The owner of Nelson Farms in Perry, along with other farmers, vendors and customers, shared the five reasons they love this no-nonsense, produce-first market, which continues every Tuesday through September at Pioneer Park, 300 S. 300 West.
Size • With about two dozen vendors, the midweek market is a fraction of the Saturday event, which has more than 120 vendors — including arts and crafts. Tuesday vendors still sell everything most shoppers need: fresh vegetables and fruits, meats, cheese, breads and other prepared food. It’s a great shopping option for residents and commuters on their way home from work, said Alison Einerson, executive director of Urban Food Connections, which operates the market for the Downtown Alliance.
Parking • The Tuesday market runs from 4 p.m. to dusk, making it easy to park around the perimeter of Pioneer Park — for free — and take a quick shopping stroll. No need to pay for parking several blocks away. Nelson said many customers who want large boxes of fruits and vegetables for canning prefer the Tuesday market for this reason.

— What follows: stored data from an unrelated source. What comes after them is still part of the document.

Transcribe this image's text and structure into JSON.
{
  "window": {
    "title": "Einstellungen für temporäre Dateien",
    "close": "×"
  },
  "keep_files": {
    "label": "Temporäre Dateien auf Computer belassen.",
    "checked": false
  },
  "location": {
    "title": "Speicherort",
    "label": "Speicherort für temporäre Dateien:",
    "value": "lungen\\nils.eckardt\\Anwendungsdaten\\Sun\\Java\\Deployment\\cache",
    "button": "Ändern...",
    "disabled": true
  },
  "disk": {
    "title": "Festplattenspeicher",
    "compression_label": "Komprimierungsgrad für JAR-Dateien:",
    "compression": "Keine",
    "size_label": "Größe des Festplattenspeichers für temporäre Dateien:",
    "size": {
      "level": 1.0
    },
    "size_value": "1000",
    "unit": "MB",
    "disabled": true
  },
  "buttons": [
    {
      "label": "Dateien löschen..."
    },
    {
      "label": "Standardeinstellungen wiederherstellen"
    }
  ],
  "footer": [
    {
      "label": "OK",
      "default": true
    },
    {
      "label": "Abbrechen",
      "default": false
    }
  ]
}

Meet your farmer • Sometimes the Saturday crowds prevent customers from really talking to the farmers and producers and learning about the food they are buying, which is a big component of such markets. “Saturday is fast and busy," said Raul Rivero, owner of Tequeños Factory, which makes empanadas. “On Tuesday, there is more time to talk and sample and listen.”

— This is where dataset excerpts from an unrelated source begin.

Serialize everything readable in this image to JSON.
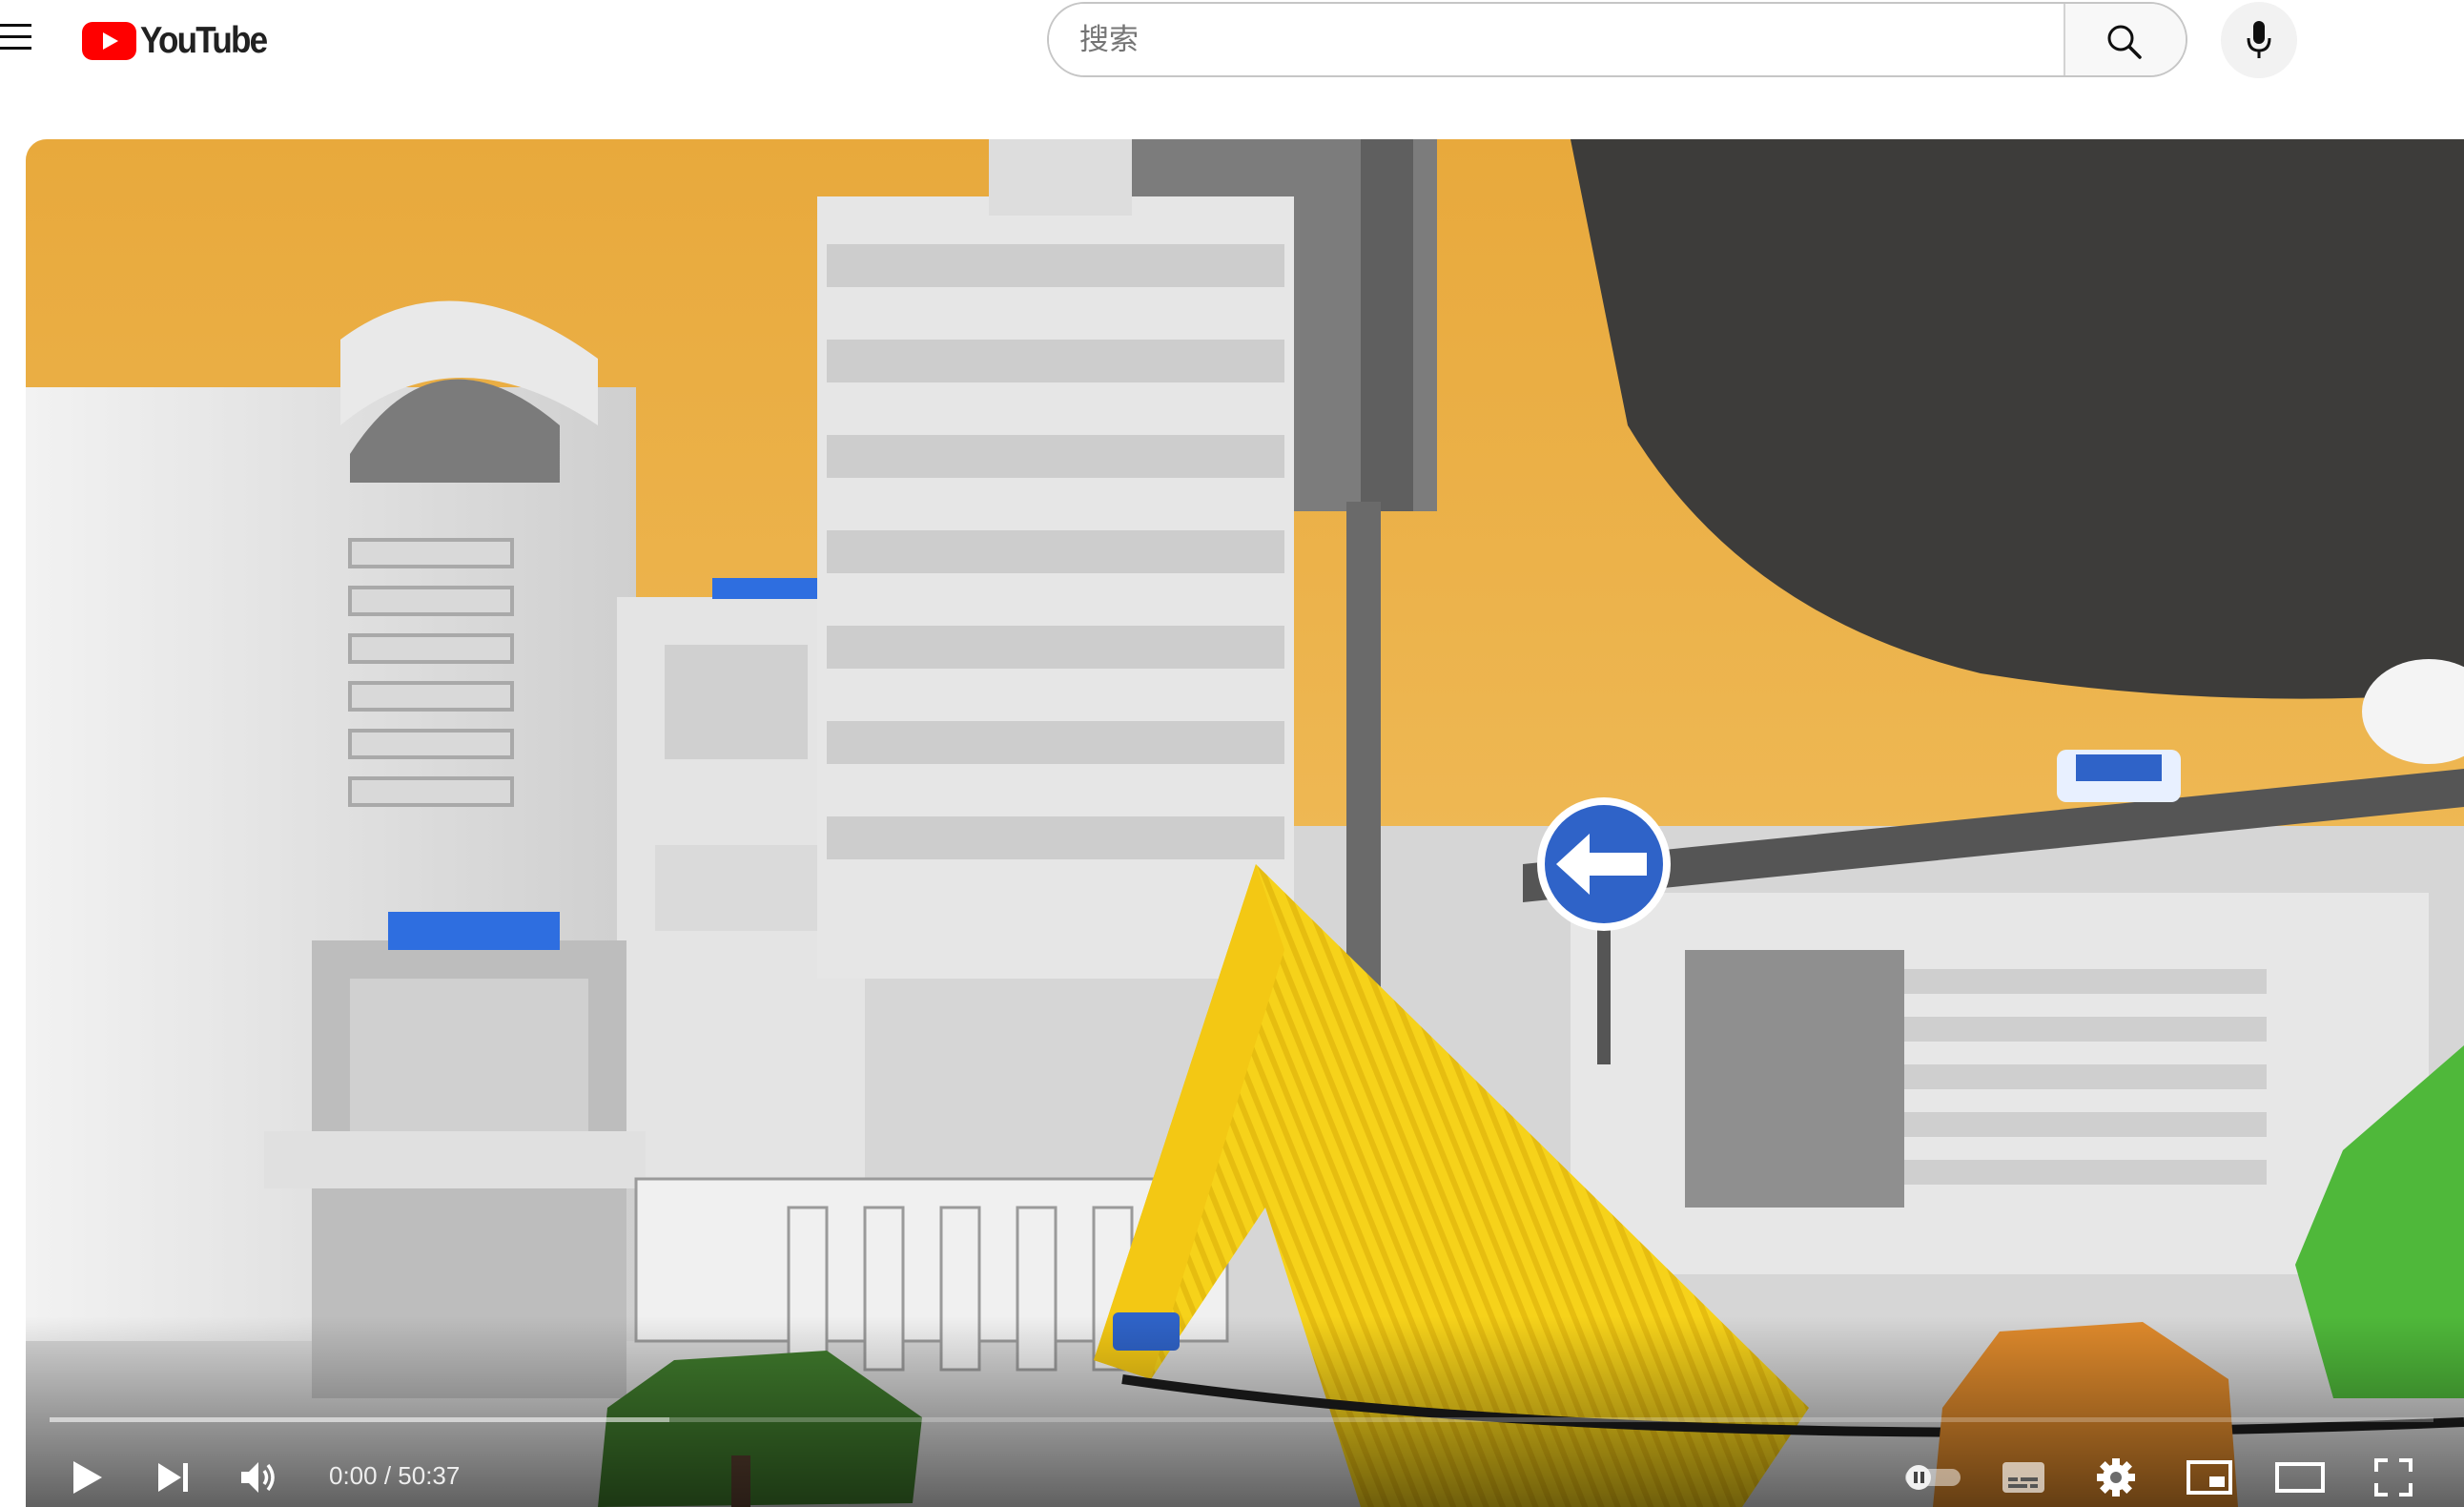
{
  "header": {
    "logo_text": "YouTube",
    "search_placeholder": "搜索"
  },
  "player": {
    "time_display": "0:00 / 50:37",
    "current_time": "0:00",
    "duration": "50:37",
    "progress_fraction": 0.0,
    "buffered_fraction": 0.26,
    "autoplay": "off"
  },
  "icons": {
    "menu": "hamburger-icon",
    "search": "search-icon",
    "mic": "microphone-icon",
    "play": "play-icon",
    "next": "skip-next-icon",
    "volume": "volume-icon",
    "autoplay": "autoplay-toggle-icon",
    "subtitles": "subtitles-icon",
    "settings": "gear-icon",
    "miniplayer": "miniplayer-icon",
    "theater": "theater-mode-icon",
    "fullscreen": "fullscreen-icon"
  },
  "colors": {
    "brand_red": "#ff0000",
    "sky_orange": "#f2b64a",
    "sign_blue": "#2f63c8"
  }
}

Farmer options • When the growing season is at its peak, farmers need to pick — and sell — produce more than once a week, said Amanda Theobald, co-owner with Elliot Musgrove of Salt Lake City’s Top Crops Farms. The Tuesday market “allows us to pick in the middle of the week” and boost sales.
Vibe • Words like “chill,” “low-key” and “relaxed” are how most people describe the Tuesday market scene. “It’s not as chaotic, it’s more, more Zen,” said Fusako Tomiyama, an urban farmer and owner of Asian & Heirlooms farm in MIllcreek. That’s what attracts customers such as Larry Mullin. “I love it,” he said earlier this week. “It’s less crowded; you can browse longer.”